Louisville Cop Fires Pepper Pellets At TV Journalist During Live Broadcast

A Kentucky police officer was filmed calmly squeezing off pepper pellets at a TV news reporter in the middle of a live broadcast on protests in downtown Louisville Friday night over recent killings during police actions there and in Minneapolis.

Reporter Kaitlin Rust’s camera operator filmed the officer aiming straight at both of them during a report on WAVE 3 News. Rust began screaming: “I’m getting shot! Rubber bullets! Rubber bullets!”

“Katie, are you OK?” asked the news anchor back at the station.

“It’s OK, it’s OK. It’s those pepper bullets,” Rust responded. Pepper balls contain chemicals similar to pepper spray and are shot in pellets. She was apparently struck during the broadcast, according to the news station.

Asked who the police were aiming at, Rust responded: “At us! Directly at us!” — though she had no idea why.

Though hundreds of protesters were gathered nearby, Rust and the camera operator were in a clearing, and there didn’t appear to be any problems in the immediate area. Rust had told the news anchors that she had followed police directions about where to stand.

A police spokesperson initially confirmed that Rust had likely been struck by pepper balls because the department doesn’t use rubber bullets, WAVE 3 reported. Louisville police spokesperson Jessie Halladay later apologized over the incident, telling the Courier Journal it was “not something that should have occurred if she was singled out as a reporter.”
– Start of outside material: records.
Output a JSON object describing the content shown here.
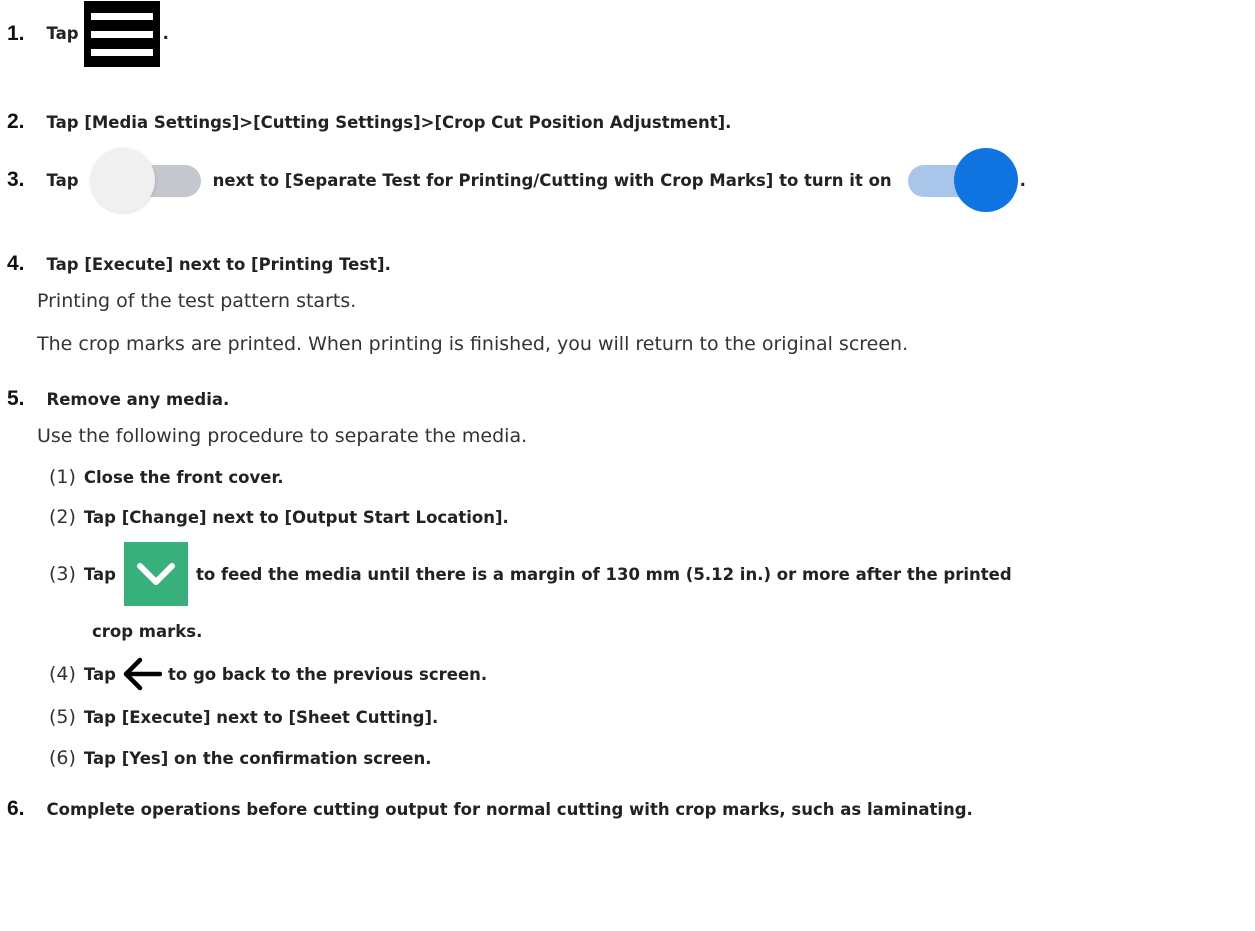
{
  "steps": [
    {
      "num": "1.",
      "t1": "Tap",
      "t2": "."
    },
    {
      "num": "2.",
      "t1": "Tap [Media Settings]>[Cutting Settings]>[Crop Cut Position Adjustment]."
    },
    {
      "num": "3.",
      "t1": "Tap",
      "t2": "next to [Separate Test for Printing/Cutting with Crop Marks] to turn it on",
      "t3": "."
    },
    {
      "num": "4.",
      "t1": "Tap [Execute] next to [Printing Test].",
      "p1": "Printing of the test pattern starts.",
      "p2": "The crop marks are printed. When printing is finished, you will return to the original screen."
    },
    {
      "num": "5.",
      "t1": "Remove any media.",
      "p1": "Use the following procedure to separate the media."
    },
    {
      "num": "6.",
      "t1": "Complete operations before cutting output for normal cutting with crop marks, such as laminating."
    }
  ],
  "substeps": [
    {
      "num": "(1)",
      "t1": "Close the front cover."
    },
    {
      "num": "(2)",
      "t1": "Tap [Change] next to [Output Start Location]."
    },
    {
      "num": "(3)",
      "t1": "Tap",
      "t2": "to feed the media until there is a margin of 130 mm (5.12 in.) or more after the printed",
      "t3": "crop marks."
    },
    {
      "num": "(4)",
      "t1": "Tap",
      "t2": "to go back to the previous screen."
    },
    {
      "num": "(5)",
      "t1": "Tap [Execute] next to [Sheet Cutting]."
    },
    {
      "num": "(6)",
      "t1": "Tap [Yes] on the confirmation screen."
    }
  ],
  "icons": {
    "menu": "menu-icon",
    "toggle_off": "toggle-off-icon",
    "toggle_on": "toggle-on-icon",
    "down": "chevron-down-icon",
    "back": "arrow-left-icon"
  },
  "colors": {
    "toggle_on_knob": "#0f74df",
    "toggle_on_track": "#a9c6ea",
    "toggle_off_track": "#c4c7cc",
    "down_button": "#38b07c"
  }
}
Police would review the video and investigate if needed, Halladay added.

Early Friday in Minneapolis, Minnesota State Patrol officers arrested CNN correspondent Omar Jimenez, his producer and two members of his crew while they were broadcasting live from protests there over the death Monday of George Floyd, a Black man who stopped breathing as a white police officer knelt on his neck.

Cameras kept rolling as Jimenez was placed in handcuffs and taken away after politely telling officers the crew would go wherever they instructed. The crew was released about two hours later.

Louisville has been wracked by protests over the deaths of Floyd and of Breonna Taylor, a black EMT in Louisville. Taylor was fatally shot in her home by plainclothes police who were executing a “no-knock” search warrant in a drug case March 13. The man they were seeking reportedly didn’t live in the building and was already in custody.

Seven people were shot and two were hospitalized at protests Thursday night in Louisville, WAVE News reported. Protests appeared to be growing violent late Friday.

Earlier in the day, Louisville Mayor Greg Fischer announced no-knock warrants would be suspended.